Posting Plans on the Internet
The law requires development agencies to hold hearings on proposed development plans. The bill requires them to post the draft plans prepared under Chapters 130 and 132 on the agency’s web site, if it has one. The agency must do so at least 35 days before the hearing. The posting requirement does not apply to plans agencies prepare under Chapter 588l.
Additional Chapter 132 Plan Requirements
The bill requires Chapter 132 plans to provide additional information on how the proposed project will benefit the public. Under current law, the plan must indicate the number of jobs the agency expects the project to create and the number and types of existing housing units available in the region for the new employees. Under the bill, the plan must identify and address a public need and:
1. estimate the amount of property tax revenue the project will generate;
2. describe the proposed infrastructure improvements, including public access, facilities, and use;
3. describe efforts to clean up blight or contamination;
4. describe aesthetic improvements the project will generate;
5. describe how it will create or sustain market value;
6. describe how the project will help the town residents improve their standard of living;
7. explain how it will maintain or enhance the town’s competitiveness; and
8. describe the process the agency used to prepare the plan and the different options it considered to achieve the project’s objectives.
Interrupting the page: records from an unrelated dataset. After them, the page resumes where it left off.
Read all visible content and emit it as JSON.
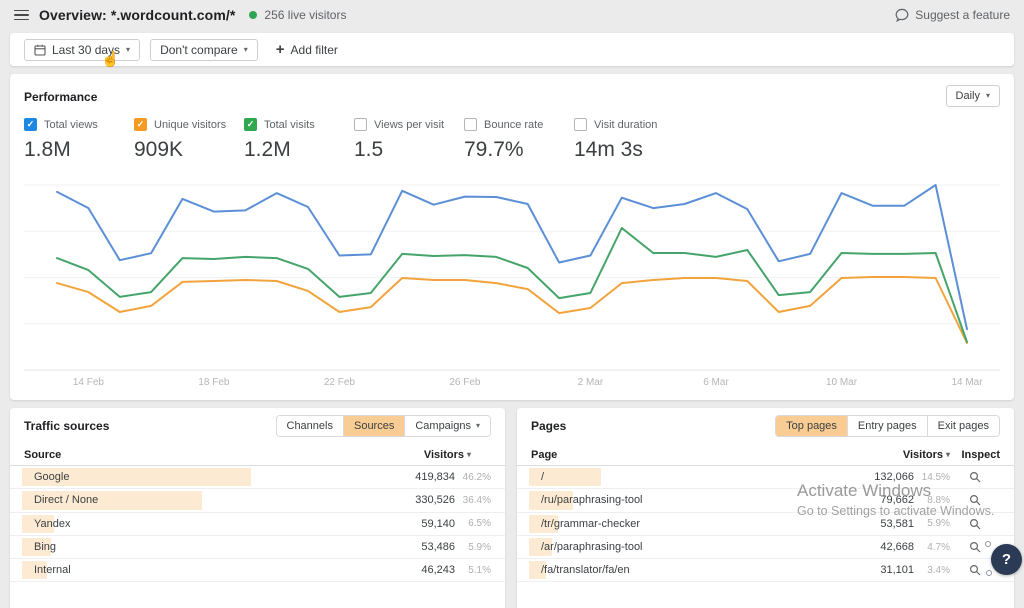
{
  "topbar": {
    "title": "Overview: *.wordcount.com/*",
    "live": "256 live visitors",
    "suggest": "Suggest a feature"
  },
  "filters": {
    "date_range": "Last 30 days",
    "compare": "Don't compare",
    "add_filter": "Add filter"
  },
  "performance": {
    "title": "Performance",
    "interval": "Daily",
    "metrics": [
      {
        "label": "Total views",
        "value": "1.8M",
        "checked": true,
        "color": "#1d87e4"
      },
      {
        "label": "Unique visitors",
        "value": "909K",
        "checked": true,
        "color": "#f59b23"
      },
      {
        "label": "Total visits",
        "value": "1.2M",
        "checked": true,
        "color": "#2fa84f"
      },
      {
        "label": "Views per visit",
        "value": "1.5",
        "checked": false,
        "color": ""
      },
      {
        "label": "Bounce rate",
        "value": "79.7%",
        "checked": false,
        "color": ""
      },
      {
        "label": "Visit duration",
        "value": "14m 3s",
        "checked": false,
        "color": ""
      }
    ]
  },
  "chart_data": {
    "type": "line",
    "x": [
      "13 Feb",
      "14 Feb",
      "15 Feb",
      "16 Feb",
      "17 Feb",
      "18 Feb",
      "19 Feb",
      "20 Feb",
      "21 Feb",
      "22 Feb",
      "23 Feb",
      "24 Feb",
      "25 Feb",
      "26 Feb",
      "27 Feb",
      "28 Feb",
      "1 Mar",
      "2 Mar",
      "3 Mar",
      "4 Mar",
      "5 Mar",
      "6 Mar",
      "7 Mar",
      "8 Mar",
      "9 Mar",
      "10 Mar",
      "11 Mar",
      "12 Mar",
      "13 Mar",
      "14 Mar"
    ],
    "series": [
      {
        "name": "Total views",
        "color": "#5b8fd6",
        "values": [
          77000,
          70000,
          47500,
          50500,
          74000,
          68500,
          69000,
          76500,
          70500,
          49500,
          50000,
          77500,
          71500,
          75000,
          74800,
          71800,
          46500,
          49500,
          74500,
          70000,
          71800,
          76500,
          69600,
          47000,
          50200,
          76500,
          71000,
          71000,
          80000,
          17700
        ]
      },
      {
        "name": "Total visits",
        "color": "#45a469",
        "values": [
          48400,
          43200,
          31600,
          33700,
          48400,
          48000,
          48900,
          48400,
          43700,
          31600,
          33300,
          50200,
          49300,
          49700,
          48900,
          44100,
          31100,
          33300,
          61400,
          50600,
          50600,
          48900,
          51900,
          32400,
          33700,
          50600,
          50200,
          50200,
          50600,
          12100
        ]
      },
      {
        "name": "Unique visitors",
        "color": "#f2a33c",
        "values": [
          37600,
          33700,
          25100,
          27700,
          38100,
          38500,
          38900,
          38500,
          34200,
          25100,
          27200,
          39800,
          38900,
          38900,
          37600,
          35000,
          24600,
          26800,
          37600,
          38900,
          39800,
          39800,
          38500,
          25100,
          27700,
          39800,
          40200,
          40200,
          39800,
          11700
        ]
      }
    ],
    "x_tick_labels": [
      "14 Feb",
      "18 Feb",
      "22 Feb",
      "26 Feb",
      "2 Mar",
      "6 Mar",
      "10 Mar",
      "14 Mar"
    ],
    "x_tick_indices": [
      1,
      5,
      9,
      13,
      17,
      21,
      25,
      29
    ],
    "ylim": [
      0,
      80000
    ],
    "grid": "horizontal",
    "y_axis_labels": false,
    "legend": "none",
    "title": ""
  },
  "traffic_sources": {
    "title": "Traffic sources",
    "tabs": [
      "Channels",
      "Sources",
      "Campaigns"
    ],
    "active_tab": "Sources",
    "col_source": "Source",
    "col_visitors": "Visitors",
    "rows": [
      {
        "source": "Google",
        "visitors": "419,834",
        "percent": "46.2%",
        "bar": 46.2
      },
      {
        "source": "Direct / None",
        "visitors": "330,526",
        "percent": "36.4%",
        "bar": 36.4
      },
      {
        "source": "Yandex",
        "visitors": "59,140",
        "percent": "6.5%",
        "bar": 6.5
      },
      {
        "source": "Bing",
        "visitors": "53,486",
        "percent": "5.9%",
        "bar": 5.9
      },
      {
        "source": "Internal",
        "visitors": "46,243",
        "percent": "5.1%",
        "bar": 5.1
      }
    ]
  },
  "pages": {
    "title": "Pages",
    "tabs": [
      "Top pages",
      "Entry pages",
      "Exit pages"
    ],
    "active_tab": "Top pages",
    "col_page": "Page",
    "col_visitors": "Visitors",
    "col_inspect": "Inspect",
    "rows": [
      {
        "page": "/",
        "visitors": "132,066",
        "percent": "14.5%",
        "bar": 14.5
      },
      {
        "page": "/ru/paraphrasing-tool",
        "visitors": "79,662",
        "percent": "8.8%",
        "bar": 8.8
      },
      {
        "page": "/tr/grammar-checker",
        "visitors": "53,581",
        "percent": "5.9%",
        "bar": 5.9
      },
      {
        "page": "/ar/paraphrasing-tool",
        "visitors": "42,668",
        "percent": "4.7%",
        "bar": 4.7
      },
      {
        "page": "/fa/translator/fa/en",
        "visitors": "31,101",
        "percent": "3.4%",
        "bar": 3.4
      }
    ]
  },
  "watermark": {
    "line1": "Activate Windows",
    "line2": "Go to Settings to activate Windows."
  },
  "help": {
    "label": "?"
  }
}
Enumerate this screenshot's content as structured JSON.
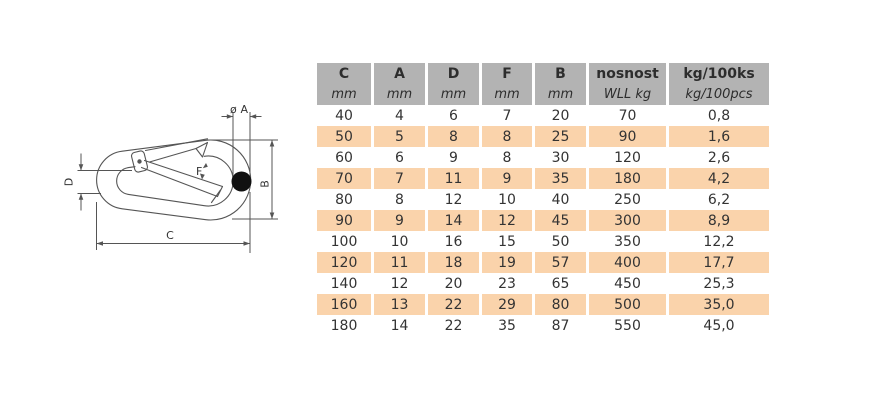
{
  "diagram": {
    "labels": {
      "dia": "ø",
      "a": "A",
      "b": "B",
      "c": "C",
      "d": "D",
      "f": "F"
    },
    "line_color": "#555555"
  },
  "table": {
    "header_bg": "#b3b3b3",
    "stripe_bg": "#fad3ab",
    "columns": [
      {
        "label": "C",
        "unit": "mm"
      },
      {
        "label": "A",
        "unit": "mm"
      },
      {
        "label": "D",
        "unit": "mm"
      },
      {
        "label": "F",
        "unit": "mm"
      },
      {
        "label": "B",
        "unit": "mm"
      },
      {
        "label": "nosnost",
        "unit": "WLL kg"
      },
      {
        "label": "kg/100ks",
        "unit": "kg/100pcs"
      }
    ],
    "rows": [
      [
        "40",
        "4",
        "6",
        "7",
        "20",
        "70",
        "0,8"
      ],
      [
        "50",
        "5",
        "8",
        "8",
        "25",
        "90",
        "1,6"
      ],
      [
        "60",
        "6",
        "9",
        "8",
        "30",
        "120",
        "2,6"
      ],
      [
        "70",
        "7",
        "11",
        "9",
        "35",
        "180",
        "4,2"
      ],
      [
        "80",
        "8",
        "12",
        "10",
        "40",
        "250",
        "6,2"
      ],
      [
        "90",
        "9",
        "14",
        "12",
        "45",
        "300",
        "8,9"
      ],
      [
        "100",
        "10",
        "16",
        "15",
        "50",
        "350",
        "12,2"
      ],
      [
        "120",
        "11",
        "18",
        "19",
        "57",
        "400",
        "17,7"
      ],
      [
        "140",
        "12",
        "20",
        "23",
        "65",
        "450",
        "25,3"
      ],
      [
        "160",
        "13",
        "22",
        "29",
        "80",
        "500",
        "35,0"
      ],
      [
        "180",
        "14",
        "22",
        "35",
        "87",
        "550",
        "45,0"
      ]
    ]
  }
}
By law, the plan must include a finding that the plan is not inimical to any statewide planning objective. The bill specifically requires a finding that the plan is not inimical to the State Plan of Conservation and Development.
The law already requires the plan to describe:
1. the project area;
2. the condition of the land and buildings and how they are being used;
3. the proposed uses and their locations;
4. the types and locations of proposed streets, sidewalks, and sanitary, utility, and other facilities;
5. the types and locations of proposed site improvements;
6. present and proposed zoning classifications;
7. indicate subdivision status of land in and around the project area; and
8. show how the agency will finance and administer the project and relocate people and businesses from the project area.
The plan must also find that
1. the land and buildings will be used for industrial or business purposes,
2. the plan is in accordance with local and regional plans; and
3. the project will contribute to the town and the state’s economic welfare.
Lastly, the law requires the plan to include appraisal reports and title searches.
COMPENSATION
The bill sets standards for determining the amount of compensation an agency must pay when taking property. The U. S. and Connecticut constitutions ban government from taking land for public uses without justly compensating its owner. Current Connecticut law does not specify how agencies must determine just compensation, but the courts have based the amount on the property’s fair market value.
The bill bases the compensation on whether the agency is taking the property for a public use or economic development. If a new taking is for a public use, the compensation must equal at least 150% of the property’s fair market value. If the taking is for economic development, the compensation must equal at least 200% of that value. These compensation standards apply to other agencies that take property under Chapter 130’s procedures.
FINANCIAL ASSISTANCE
The bill authorizes financial assistance for owners contesting a condemnation and people who reside in distressed municipalities. It requires the Office of Policy and Management secretary to reimburse an owner for two-thirds of the documented costs he incurred to contest the condemnation. He must do this only after the courts finally decide the matter.
The bill also authorizes a $ 4,000 per year income tax credit for who reside in the state’s 25 distressed municipalities, which the economic and community development commissioner designates annually. The revenue services commissioner must adjust the credit amount to reflect increases in the consumer price index for urban consumers during the preceding 12 months rounded up to the next $ 500. The bill limits the total credit a taxpayer can claim to the total taxes he owes.